Brasília, 08/02/2013
– Em entrevista concedida à rádio Voz da Rússia, o ministro da Defesa, Celso Amorim, falou sobre a parceria entre brasileiros e russos na área de Defesa. Recentemente, os dois países iniciaram negociações para a aquisição de sistemas de defesa antiaérea russos, com transferência de tecnologia.

Na conversa, Amorim aborda o tema e fala da possibilidade de desenvolvimento conjunto de equipamentos mais modernos. “Essa sugestão surgiu já na reunião do nosso chefe de Estado-Maior Conjunto com o seu correspondente russo e com as empresas”, disse o ministro.

“Vou chamar a atenção para o fato de que ele foi lá com várias empresas brasileiras. O que é muito interessante, porque isso já vai preparando terreno para uma eventual produção no Brasil, um desenvolvimento tecnológico conjunto”, completou.

Confira, abaixo, a íntegra da entrevista concedida ao jornalista Alexander Krasnov. O material também está disponível no sítio eletrônico da Voz da Rússia.

Entrevista com ministro da Defesa do Brasil

Apresentamos a entrevista concedida à Voz da Rússia pelo ministro da Defesa do Brasil, Celso Amorim. Ele falou, entre outros assuntos, sobre as relações russo-brasileiras na área técnico-militar. Esta foi a primeira vez que um ministro da Defesa do Brasil falou em exclusivo à mídia russa.

Celso Amorim nasceu em Santos, no estado de São Paulo, há 69 anos. Foi ministro das Relações Exteriores no governo do presidente Itamar Franco e nos dois mandatos do presidente Luiz Inácio Lula da Silva. Como diplomata, chefiou a Missão Permanente do Brasil nas Nações Unidas, em Nova York, entre 1995 e 1999, quando se tornou amigo de Sergei Lavrov, que hoje é o ministro dos Negócios Estrangeiros da Rússia. Depois, assumiu a chefia da Missão Brasileira na Organização Mundial do Comércio (OMC), em Genebra, Suíça. Em 2001, serviu como embaixador no Reino Unido. Celso Amorim é ministro da Defesa do Brasil desde 8 de agosto de 2011.

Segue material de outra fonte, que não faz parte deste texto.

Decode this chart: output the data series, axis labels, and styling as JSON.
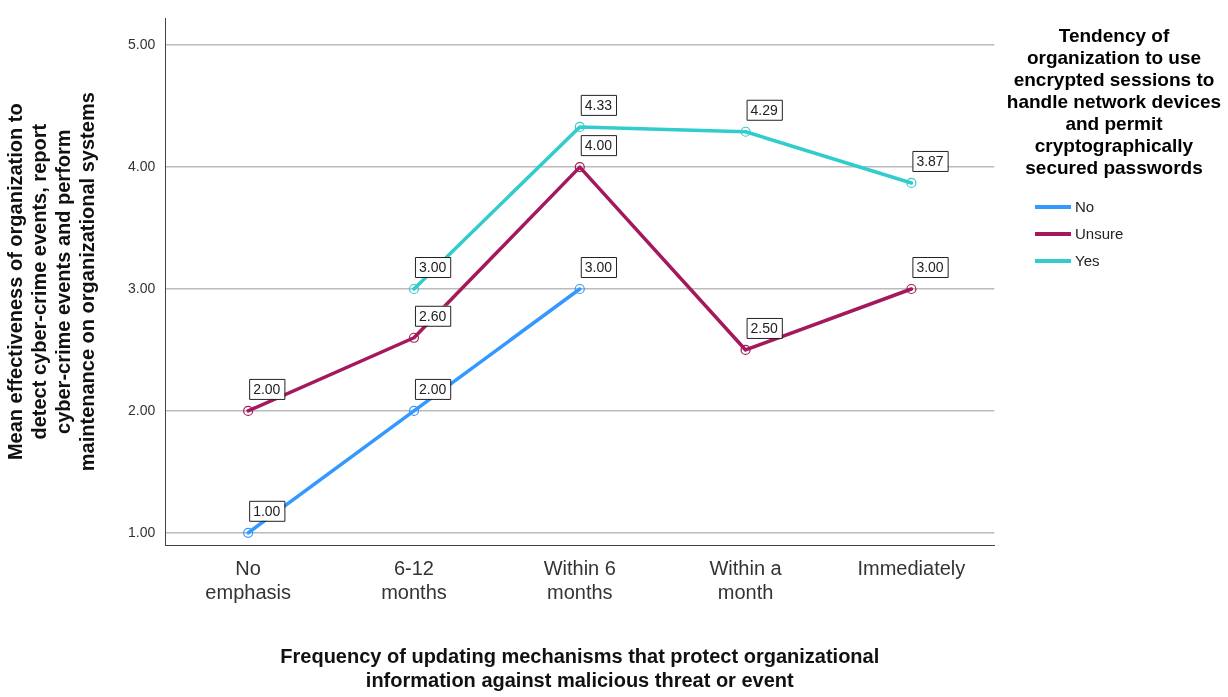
{
  "chart_data": {
    "type": "line",
    "xlabel": "Frequency of updating mechanisms that protect organizational information against malicious threat or event",
    "ylabel": "Mean effectiveness of organization to detect cyber-crime events, report cyber-crime events and perform maintenance on organizational systems",
    "legend_title": "Tendency of organization to use encrypted sessions to handle network devices and permit cryptographically secured passwords",
    "categories": [
      "No emphasis",
      "6-12 months",
      "Within 6 months",
      "Within a month",
      "Immediately"
    ],
    "series": [
      {
        "name": "No",
        "color": "#3399ff",
        "values": [
          1,
          2,
          3,
          null,
          null
        ],
        "value_labels": [
          "1.00",
          "2.00",
          "3.00",
          null,
          null
        ]
      },
      {
        "name": "Unsure",
        "color": "#a3195b",
        "values": [
          2,
          2.6,
          4,
          2.5,
          3
        ],
        "value_labels": [
          "2.00",
          "2.60",
          "4.00",
          "2.50",
          "3.00"
        ]
      },
      {
        "name": "Yes",
        "color": "#33cccc",
        "values": [
          null,
          3,
          4.33,
          4.29,
          3.87
        ],
        "value_labels": [
          null,
          "3.00",
          "4.33",
          "4.29",
          "3.87"
        ]
      }
    ],
    "ylim": [
      0.9,
      5.22
    ],
    "yticks": [
      {
        "value": 1,
        "label": "1.00"
      },
      {
        "value": 2,
        "label": "2.00"
      },
      {
        "value": 3,
        "label": "3.00"
      },
      {
        "value": 4,
        "label": "4.00"
      },
      {
        "value": 5,
        "label": "5.00"
      }
    ],
    "grid": "y",
    "legend": "right",
    "marker": "circle",
    "line_style": "solid"
  }
}
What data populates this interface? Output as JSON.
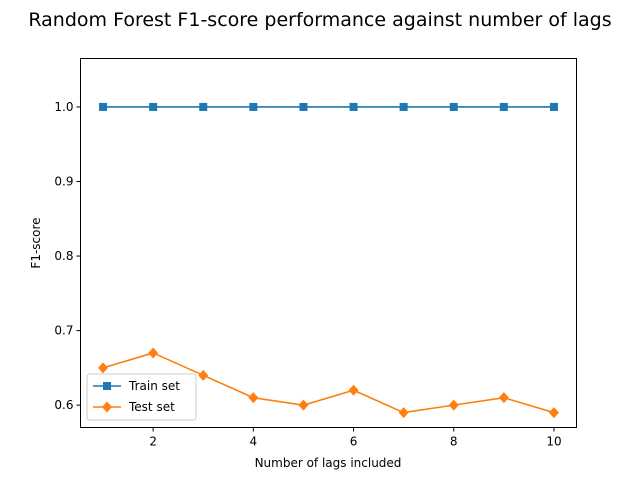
{
  "chart_data": {
    "type": "line",
    "title": "Random Forest F1-score performance against number of lags",
    "xlabel": "Number of lags included",
    "ylabel": "F1-score",
    "x": [
      1,
      2,
      3,
      4,
      5,
      6,
      7,
      8,
      9,
      10
    ],
    "xlim": [
      0.55,
      10.45
    ],
    "ylim": [
      0.57,
      1.065
    ],
    "xticks": [
      2,
      4,
      6,
      8,
      10
    ],
    "yticks": [
      0.6,
      0.7,
      0.8,
      0.9,
      1.0
    ],
    "xtick_labels": [
      "2",
      "4",
      "6",
      "8",
      "10"
    ],
    "ytick_labels": [
      "0.6",
      "0.7",
      "0.8",
      "0.9",
      "1.0"
    ],
    "grid": false,
    "legend_position": "lower-left",
    "series": [
      {
        "name": "Train set",
        "color": "#1f77b4",
        "marker": "square",
        "values": [
          1.0,
          1.0,
          1.0,
          1.0,
          1.0,
          1.0,
          1.0,
          1.0,
          1.0,
          1.0
        ]
      },
      {
        "name": "Test set",
        "color": "#ff7f0e",
        "marker": "diamond",
        "values": [
          0.65,
          0.67,
          0.64,
          0.61,
          0.6,
          0.62,
          0.59,
          0.6,
          0.61,
          0.59
        ]
      }
    ]
  }
}
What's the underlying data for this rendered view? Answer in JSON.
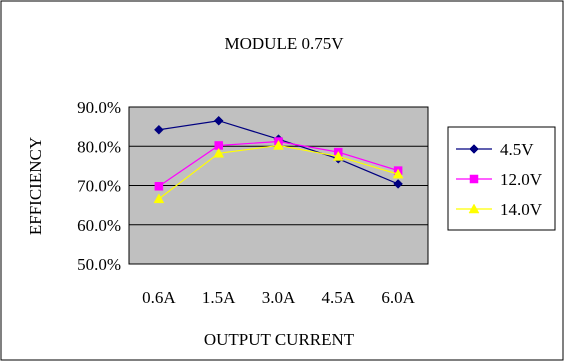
{
  "chart_data": {
    "type": "line",
    "title": "MODULE 0.75V",
    "xlabel": "OUTPUT CURRENT",
    "ylabel": "EFFICIENCY",
    "categories": [
      "0.6A",
      "1.5A",
      "3.0A",
      "4.5A",
      "6.0A"
    ],
    "y_ticks": [
      "50.0%",
      "60.0%",
      "70.0%",
      "80.0%",
      "90.0%"
    ],
    "y_tick_values": [
      50,
      60,
      70,
      80,
      90
    ],
    "ylim": [
      50,
      90
    ],
    "grid": "horizontal",
    "legend_position": "right",
    "plot_background": "#c0c0c0",
    "series": [
      {
        "name": "4.5V",
        "marker": "diamond",
        "color": "#000080",
        "values": [
          84.2,
          86.5,
          81.8,
          76.8,
          70.4
        ]
      },
      {
        "name": "12.0V",
        "marker": "square",
        "color": "#ff00ff",
        "values": [
          69.8,
          80.2,
          81.2,
          78.5,
          73.8
        ]
      },
      {
        "name": "14.0V",
        "marker": "triangle",
        "color": "#ffff00",
        "values": [
          66.6,
          78.2,
          80.2,
          77.4,
          72.9
        ]
      }
    ]
  }
}
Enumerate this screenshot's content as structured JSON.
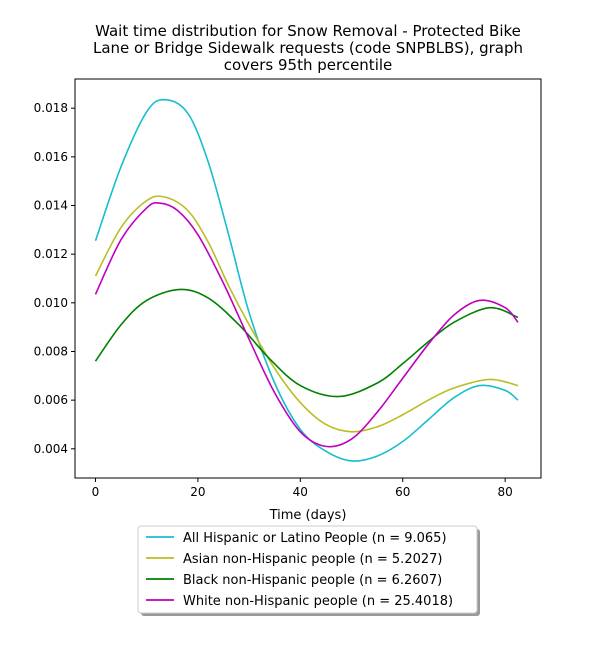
{
  "chart_data": {
    "type": "line",
    "title_lines": [
      "Wait time distribution  for Snow Removal - Protected Bike",
      "Lane or Bridge Sidewalk  requests (code SNPBLBS), graph",
      "covers 95th percentile"
    ],
    "xlabel": "Time (days)",
    "ylabel": "",
    "xlim": [
      -4,
      87
    ],
    "ylim": [
      0.0028,
      0.0192
    ],
    "x_ticks": [
      0,
      20,
      40,
      60,
      80
    ],
    "y_ticks": [
      0.004,
      0.006,
      0.008,
      0.01,
      0.012,
      0.014,
      0.016,
      0.018
    ],
    "y_tick_labels": [
      "0.004",
      "0.006",
      "0.008",
      "0.010",
      "0.012",
      "0.014",
      "0.016",
      "0.018"
    ],
    "legend_position": "below",
    "series": [
      {
        "name": "All Hispanic or Latino People (n = 9.065)",
        "color": "#17becf",
        "x": [
          0,
          5,
          10,
          13.5,
          18,
          22,
          26,
          30,
          35,
          40,
          45,
          50,
          55,
          60,
          65,
          70,
          75,
          80,
          82.5
        ],
        "values": [
          0.01255,
          0.0156,
          0.01785,
          0.01835,
          0.0178,
          0.0158,
          0.0128,
          0.0096,
          0.0067,
          0.0048,
          0.0039,
          0.0035,
          0.0037,
          0.0043,
          0.0052,
          0.0061,
          0.0066,
          0.0064,
          0.006
        ]
      },
      {
        "name": "Asian non-Hispanic people (n = 5.2027)",
        "color": "#bcbd22",
        "x": [
          0,
          5,
          10,
          13.5,
          18,
          22,
          26,
          30,
          35,
          40,
          45,
          50,
          55,
          60,
          65,
          70,
          77,
          82.5
        ],
        "values": [
          0.0111,
          0.0131,
          0.0142,
          0.01435,
          0.0138,
          0.0125,
          0.0107,
          0.0091,
          0.0073,
          0.0059,
          0.005,
          0.0047,
          0.0049,
          0.0054,
          0.006,
          0.0065,
          0.00685,
          0.0066
        ]
      },
      {
        "name": "Black non-Hispanic people (n = 6.2607)",
        "color": "#008000",
        "x": [
          0,
          5,
          10,
          16.5,
          22,
          28,
          34,
          40,
          47.5,
          55,
          60,
          65,
          70,
          77,
          82.5
        ],
        "values": [
          0.0076,
          0.0091,
          0.0101,
          0.01055,
          0.0102,
          0.0091,
          0.0077,
          0.0066,
          0.00615,
          0.0067,
          0.0075,
          0.0084,
          0.0092,
          0.0098,
          0.0094
        ]
      },
      {
        "name": "White non-Hispanic people (n = 25.4018)",
        "color": "#bf00bf",
        "x": [
          0,
          5,
          10,
          12.5,
          16,
          20,
          25,
          30,
          35,
          40,
          45,
          50,
          55,
          60,
          65,
          70,
          75,
          80,
          82.5
        ],
        "values": [
          0.01035,
          0.0126,
          0.0139,
          0.0141,
          0.0138,
          0.0128,
          0.0108,
          0.0085,
          0.0063,
          0.0047,
          0.0041,
          0.0044,
          0.0055,
          0.0069,
          0.0083,
          0.0095,
          0.0101,
          0.0098,
          0.0092
        ]
      }
    ]
  }
}
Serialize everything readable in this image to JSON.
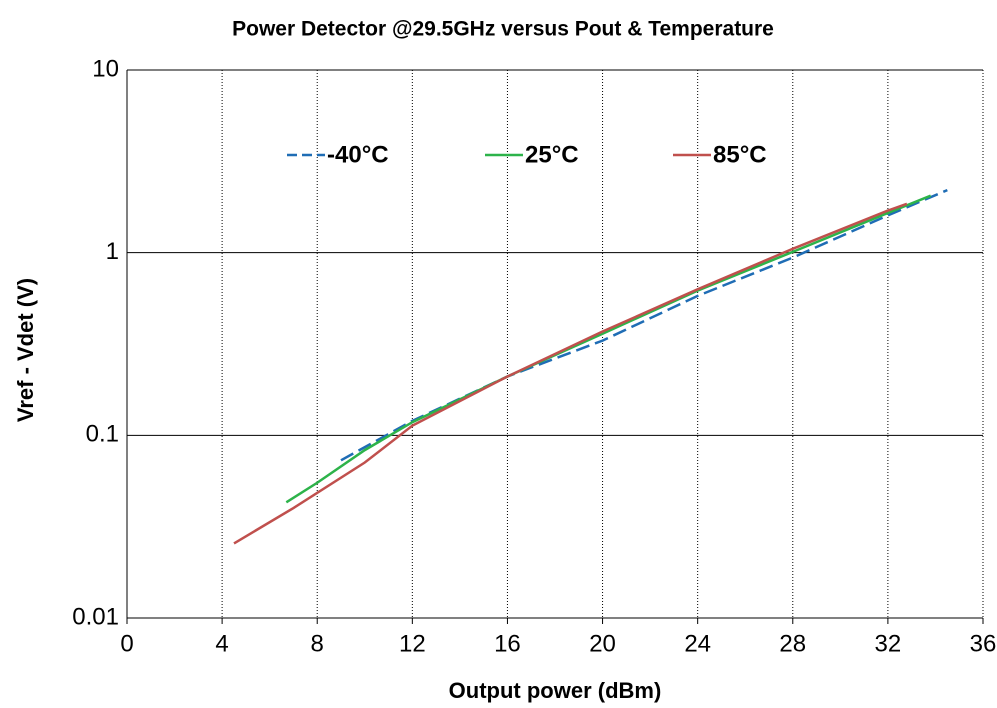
{
  "chart_data": {
    "type": "line",
    "title": "Power Detector @29.5GHz versus Pout & Temperature",
    "xlabel": "Output power (dBm)",
    "ylabel": "Vref - Vdet  (V)",
    "xlim": [
      0,
      36
    ],
    "xticks": [
      0,
      4,
      8,
      12,
      16,
      20,
      24,
      28,
      32,
      36
    ],
    "ylim": [
      0.01,
      10
    ],
    "yticks": [
      0.01,
      0.1,
      1,
      10
    ],
    "ylog": true,
    "grid": true,
    "series": [
      {
        "name": "-40°C",
        "color": "#1f6db5",
        "dash": true,
        "x": [
          9,
          12,
          16,
          20,
          24,
          28,
          32,
          34.5
        ],
        "values": [
          0.073,
          0.12,
          0.21,
          0.33,
          0.58,
          0.94,
          1.6,
          2.2
        ]
      },
      {
        "name": "25°C",
        "color": "#2db34a",
        "dash": false,
        "x": [
          6.7,
          8,
          10,
          12,
          16,
          20,
          24,
          28,
          32,
          33.8
        ],
        "values": [
          0.043,
          0.055,
          0.083,
          0.118,
          0.21,
          0.36,
          0.62,
          1.01,
          1.65,
          2.05
        ]
      },
      {
        "name": "85°C",
        "color": "#c0504d",
        "dash": false,
        "x": [
          4.5,
          7,
          10,
          12,
          16,
          20,
          24,
          28,
          32,
          32.8
        ],
        "values": [
          0.0256,
          0.04,
          0.071,
          0.113,
          0.21,
          0.37,
          0.63,
          1.05,
          1.7,
          1.85
        ]
      }
    ]
  }
}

– Muito obrigado, ministro, por essa oportunidade. A gente agradece imensamente. Fizemos até um levantamento ainda há pouco e descobrimos que essa vai ser a primeira entrevista de um ministro brasileiro para o público russo. Isso nos enche de muita esperança e muito orgulho. O senhor esteve com a presidenta Dilma em dezembro na Rússia e foram realizados vários acordos entre os dois países. Mas, como destacou a própria presidenta, a área técnico-militar recebeu um destaque especial. Como está indo essa cooperação agora?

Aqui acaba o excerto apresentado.